Science for SEO: Using link structure to fight webspam

November 07, 2008

Using link structure to fight webspam

We are all familiar with webspam but not a lot of people know that it is a classification problem in computing. It's hard to get all of the features right, and difficult to find an efficient classifier.

There's an interesting paper called "Improving Web Spam Classifiers Using Link Structure" by Qingqing Gan and Torsten Suel from the Polytechnic University in Brooklyn,NY.

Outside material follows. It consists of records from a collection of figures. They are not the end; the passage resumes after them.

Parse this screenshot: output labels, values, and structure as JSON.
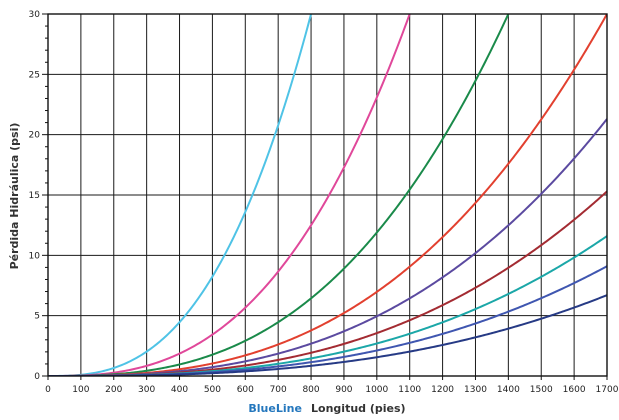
{
  "chart_data": {
    "type": "line",
    "x_axis": {
      "brand": "BlueLine",
      "label": "Longitud (pies)",
      "min": 0,
      "max": 1700,
      "ticks": [
        0,
        100,
        200,
        300,
        400,
        500,
        600,
        700,
        800,
        900,
        1000,
        1100,
        1200,
        1300,
        1400,
        1500,
        1600,
        1700
      ]
    },
    "y_axis": {
      "label": "Pérdida Hidráulica (psi)",
      "min": 0,
      "max": 30,
      "major_ticks": [
        0,
        5,
        10,
        15,
        20,
        25,
        30
      ],
      "minor_step": 1
    },
    "grid": true,
    "exponent": 2.75,
    "series": [
      {
        "color": "#4fc3e6",
        "reference_length": 800,
        "reference_psi": 30
      },
      {
        "color": "#e0489a",
        "reference_length": 1100,
        "reference_psi": 30
      },
      {
        "color": "#1a8a4a",
        "reference_length": 1400,
        "reference_psi": 30
      },
      {
        "color": "#e2402f",
        "reference_length": 1700,
        "reference_psi": 30
      },
      {
        "color": "#5b4aa0",
        "reference_length": 1700,
        "reference_psi": 21.3
      },
      {
        "color": "#a32b32",
        "reference_length": 1700,
        "reference_psi": 15.3
      },
      {
        "color": "#1ba7a8",
        "reference_length": 1700,
        "reference_psi": 11.6
      },
      {
        "color": "#3f56b0",
        "reference_length": 1700,
        "reference_psi": 9.1
      },
      {
        "color": "#263a85",
        "reference_length": 1700,
        "reference_psi": 6.7
      }
    ]
  }
}
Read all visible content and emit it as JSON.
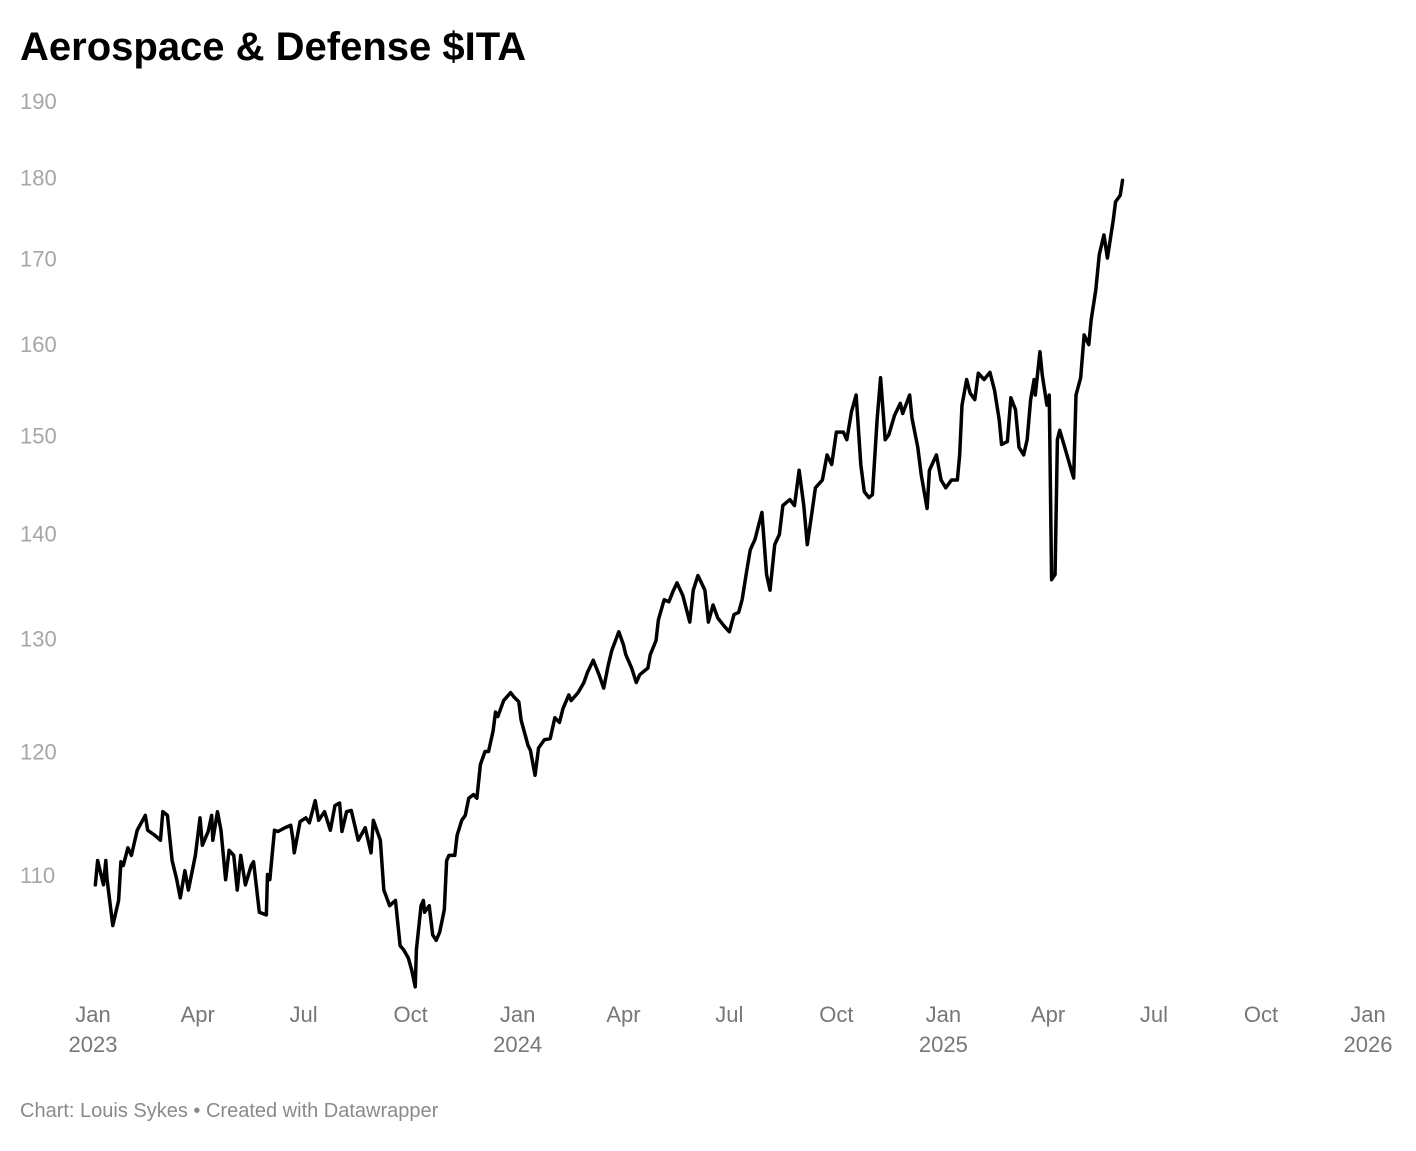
{
  "chart_data": {
    "type": "line",
    "title": "Aerospace & Defense $ITA",
    "footer": "Chart: Louis Sykes • Created with Datawrapper",
    "color": "#000000",
    "log_y": true,
    "grid": false,
    "xlim": [
      "2023-01",
      "2026-01"
    ],
    "xticks": [
      {
        "value": "2023-01",
        "label": "Jan\n2023"
      },
      {
        "value": "2023-04",
        "label": "Apr"
      },
      {
        "value": "2023-07",
        "label": "Jul"
      },
      {
        "value": "2023-10",
        "label": "Oct"
      },
      {
        "value": "2024-01",
        "label": "Jan\n2024"
      },
      {
        "value": "2024-04",
        "label": "Apr"
      },
      {
        "value": "2024-07",
        "label": "Jul"
      },
      {
        "value": "2024-10",
        "label": "Oct"
      },
      {
        "value": "2025-01",
        "label": "Jan\n2025"
      },
      {
        "value": "2025-04",
        "label": "Apr"
      },
      {
        "value": "2025-07",
        "label": "Jul"
      },
      {
        "value": "2025-10",
        "label": "Oct"
      },
      {
        "value": "2026-01",
        "label": "Jan\n2026"
      }
    ],
    "ylim": [
      101,
      190
    ],
    "yticks": [
      110,
      120,
      130,
      140,
      150,
      160,
      170,
      180,
      190
    ],
    "x": [
      "2023-01-03",
      "2023-01-05",
      "2023-01-10",
      "2023-01-12",
      "2023-01-13",
      "2023-01-18",
      "2023-01-23",
      "2023-01-25",
      "2023-01-27",
      "2023-01-31",
      "2023-02-03",
      "2023-02-08",
      "2023-02-15",
      "2023-02-17",
      "2023-02-23",
      "2023-02-28",
      "2023-03-02",
      "2023-03-06",
      "2023-03-10",
      "2023-03-14",
      "2023-03-17",
      "2023-03-21",
      "2023-03-24",
      "2023-03-30",
      "2023-04-03",
      "2023-04-05",
      "2023-04-10",
      "2023-04-13",
      "2023-04-14",
      "2023-04-18",
      "2023-04-21",
      "2023-04-25",
      "2023-04-28",
      "2023-05-02",
      "2023-05-05",
      "2023-05-08",
      "2023-05-12",
      "2023-05-17",
      "2023-05-19",
      "2023-05-24",
      "2023-05-30",
      "2023-05-31",
      "2023-06-02",
      "2023-06-06",
      "2023-06-09",
      "2023-06-15",
      "2023-06-20",
      "2023-06-22",
      "2023-06-23",
      "2023-06-28",
      "2023-07-03",
      "2023-07-06",
      "2023-07-11",
      "2023-07-14",
      "2023-07-19",
      "2023-07-24",
      "2023-07-28",
      "2023-08-01",
      "2023-08-03",
      "2023-08-07",
      "2023-08-11",
      "2023-08-17",
      "2023-08-23",
      "2023-08-28",
      "2023-08-30",
      "2023-09-05",
      "2023-09-08",
      "2023-09-13",
      "2023-09-18",
      "2023-09-22",
      "2023-09-25",
      "2023-09-29",
      "2023-10-02",
      "2023-10-05",
      "2023-10-06",
      "2023-10-10",
      "2023-10-12",
      "2023-10-13",
      "2023-10-17",
      "2023-10-20",
      "2023-10-23",
      "2023-10-26",
      "2023-10-30",
      "2023-11-01",
      "2023-11-03",
      "2023-11-08",
      "2023-11-10",
      "2023-11-14",
      "2023-11-17",
      "2023-11-20",
      "2023-11-24",
      "2023-11-27",
      "2023-11-30",
      "2023-12-04",
      "2023-12-07",
      "2023-12-11",
      "2023-12-13",
      "2023-12-15",
      "2023-12-20",
      "2023-12-26",
      "2023-12-29",
      "2024-01-02",
      "2024-01-04",
      "2024-01-10",
      "2024-01-12",
      "2024-01-16",
      "2024-01-19",
      "2024-01-24",
      "2024-01-29",
      "2024-02-02",
      "2024-02-06",
      "2024-02-09",
      "2024-02-14",
      "2024-02-16",
      "2024-02-22",
      "2024-02-27",
      "2024-03-01",
      "2024-03-06",
      "2024-03-11",
      "2024-03-15",
      "2024-03-19",
      "2024-03-22",
      "2024-03-28",
      "2024-04-01",
      "2024-04-03",
      "2024-04-08",
      "2024-04-12",
      "2024-04-15",
      "2024-04-22",
      "2024-04-24",
      "2024-04-29",
      "2024-05-01",
      "2024-05-06",
      "2024-05-10",
      "2024-05-14",
      "2024-05-17",
      "2024-05-22",
      "2024-05-28",
      "2024-05-31",
      "2024-06-04",
      "2024-06-10",
      "2024-06-13",
      "2024-06-17",
      "2024-06-21",
      "2024-06-26",
      "2024-07-01",
      "2024-07-05",
      "2024-07-09",
      "2024-07-12",
      "2024-07-16",
      "2024-07-19",
      "2024-07-23",
      "2024-07-29",
      "2024-08-02",
      "2024-08-05",
      "2024-08-09",
      "2024-08-13",
      "2024-08-16",
      "2024-08-22",
      "2024-08-26",
      "2024-08-30",
      "2024-09-03",
      "2024-09-06",
      "2024-09-10",
      "2024-09-13",
      "2024-09-19",
      "2024-09-23",
      "2024-09-27",
      "2024-10-01",
      "2024-10-07",
      "2024-10-10",
      "2024-10-14",
      "2024-10-18",
      "2024-10-22",
      "2024-10-25",
      "2024-10-29",
      "2024-11-01",
      "2024-11-05",
      "2024-11-08",
      "2024-11-12",
      "2024-11-15",
      "2024-11-20",
      "2024-11-25",
      "2024-11-27",
      "2024-12-03",
      "2024-12-05",
      "2024-12-10",
      "2024-12-13",
      "2024-12-18",
      "2024-12-20",
      "2024-12-26",
      "2024-12-30",
      "2025-01-03",
      "2025-01-08",
      "2025-01-13",
      "2025-01-15",
      "2025-01-17",
      "2025-01-21",
      "2025-01-24",
      "2025-01-28",
      "2025-01-31",
      "2025-02-05",
      "2025-02-10",
      "2025-02-14",
      "2025-02-18",
      "2025-02-20",
      "2025-02-25",
      "2025-02-28",
      "2025-03-04",
      "2025-03-07",
      "2025-03-11",
      "2025-03-14",
      "2025-03-17",
      "2025-03-20",
      "2025-03-21",
      "2025-03-25",
      "2025-03-27",
      "2025-03-31",
      "2025-04-02",
      "2025-04-04",
      "2025-04-07",
      "2025-04-09",
      "2025-04-11",
      "2025-04-16",
      "2025-04-21",
      "2025-04-23",
      "2025-04-25",
      "2025-04-29",
      "2025-05-02",
      "2025-05-06",
      "2025-05-08",
      "2025-05-12",
      "2025-05-15",
      "2025-05-19",
      "2025-05-22",
      "2025-05-27",
      "2025-05-29",
      "2025-06-02",
      "2025-06-04"
    ],
    "values": [
      109.4,
      111.3,
      109.4,
      111.3,
      109.9,
      106.3,
      108.2,
      111.2,
      110.9,
      112.3,
      111.7,
      113.7,
      114.9,
      113.7,
      113.3,
      112.9,
      115.2,
      114.9,
      111.3,
      109.8,
      108.4,
      110.5,
      109.0,
      111.7,
      114.7,
      112.5,
      113.6,
      114.9,
      112.9,
      115.2,
      113.7,
      109.8,
      112.1,
      111.7,
      109.0,
      111.7,
      109.4,
      110.9,
      111.2,
      107.3,
      107.1,
      110.2,
      109.8,
      113.7,
      113.6,
      113.9,
      114.1,
      112.9,
      111.9,
      114.4,
      114.7,
      114.3,
      116.1,
      114.5,
      115.2,
      113.7,
      115.7,
      115.9,
      113.6,
      115.2,
      115.3,
      112.9,
      113.9,
      111.9,
      114.5,
      112.9,
      109.0,
      107.8,
      108.2,
      104.8,
      104.5,
      103.9,
      103.0,
      101.8,
      104.5,
      107.8,
      108.2,
      107.3,
      107.8,
      105.6,
      105.2,
      105.8,
      107.5,
      111.3,
      111.7,
      111.7,
      113.3,
      114.5,
      114.9,
      116.3,
      116.6,
      116.3,
      119.1,
      120.2,
      120.2,
      122.0,
      123.6,
      123.2,
      124.6,
      125.3,
      124.9,
      124.5,
      122.9,
      120.7,
      120.3,
      118.2,
      120.5,
      121.2,
      121.3,
      123.1,
      122.7,
      123.9,
      125.1,
      124.6,
      125.3,
      126.2,
      127.1,
      128.2,
      126.9,
      125.7,
      127.8,
      129.1,
      130.8,
      129.6,
      128.7,
      127.5,
      126.2,
      126.9,
      127.5,
      128.7,
      130.0,
      131.9,
      133.8,
      133.6,
      134.7,
      135.4,
      134.2,
      131.7,
      134.7,
      136.1,
      134.7,
      131.7,
      133.3,
      132.1,
      131.4,
      130.8,
      132.4,
      132.6,
      133.8,
      136.6,
      138.6,
      139.6,
      142.3,
      136.2,
      134.7,
      139.1,
      140.1,
      143.0,
      143.6,
      143.0,
      146.6,
      143.0,
      139.1,
      142.3,
      144.8,
      145.6,
      148.2,
      147.2,
      150.6,
      150.6,
      149.8,
      152.8,
      154.6,
      147.2,
      144.4,
      143.8,
      144.1,
      151.9,
      156.5,
      149.8,
      150.3,
      152.4,
      153.7,
      152.6,
      154.6,
      152.1,
      149.0,
      146.1,
      142.7,
      146.6,
      148.2,
      145.6,
      144.8,
      145.6,
      145.6,
      148.2,
      153.5,
      156.3,
      154.8,
      154.1,
      157.0,
      156.3,
      157.1,
      155.1,
      151.9,
      149.3,
      149.6,
      154.3,
      153.0,
      149.0,
      148.2,
      149.8,
      154.1,
      156.3,
      154.6,
      159.4,
      156.8,
      153.5,
      154.6,
      135.7,
      136.2,
      149.8,
      150.8,
      148.7,
      146.6,
      145.8,
      154.6,
      156.5,
      161.3,
      160.2,
      163.0,
      166.5,
      170.7,
      173.1,
      170.3,
      174.9,
      177.2,
      178.0,
      179.9
    ]
  }
}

The usual features used in spam detection are (they provided comprehensive lists):

fraction of words drawn from globally popular words.
fraction of globally popular words used in page, measured as the number of unique popular words in a page divided by the number of words in the most popular word list.
fraction of visible content, calculated as the aggregate length (in bytes) of all non-markup words on a page divided by the total size (in bytes) of the page.
number of words in the page title.
amount of anchor text in a page.
compression rate of the page, using gzip.

They also calculated the following link features for each site:

percentage of pages in most populated level
top level page expansion ratio
in-links per page
out-links per page
out-links per in-link
top-level in-link portion
out-links per leaf page
average level of in-links
average level of out-links
percentage of in-links to most popular level
percentage of out-links from most emitting level
cross-links per page
top-level internal in-links per page on this site
average level of page in this site

In addition, they added the following:

number of hosts in the domain. We observed that domains with many hosts have a higher probability of spam.
ratio of pages in this host to pages in this domain.
number of hosts on the same IP address. Often spammers register many domain names to hold spam pages.

They used the C4.5 classifier. (This produces a decision tree or a rule set (these are easier to understand), and is a statistical classifier. The trees are built from training sets (which are already classified). I'll add that using C5.0 is considerably faster, has lower error rates and more features.) - Then they used a second classifier and found that the results were far better, it "uses the baseline classification results for neighboring sites in order to flip the labels of certain sites."

Until a really robust and fast method is found, then there will always be the problem of webspam. It pollutes search engines, and annoy users no end. I hope to see a lot more work in this area in the future. It's not my area of expertise, although classification methods are similar to those I use but I find it really interesting and worthwhile research.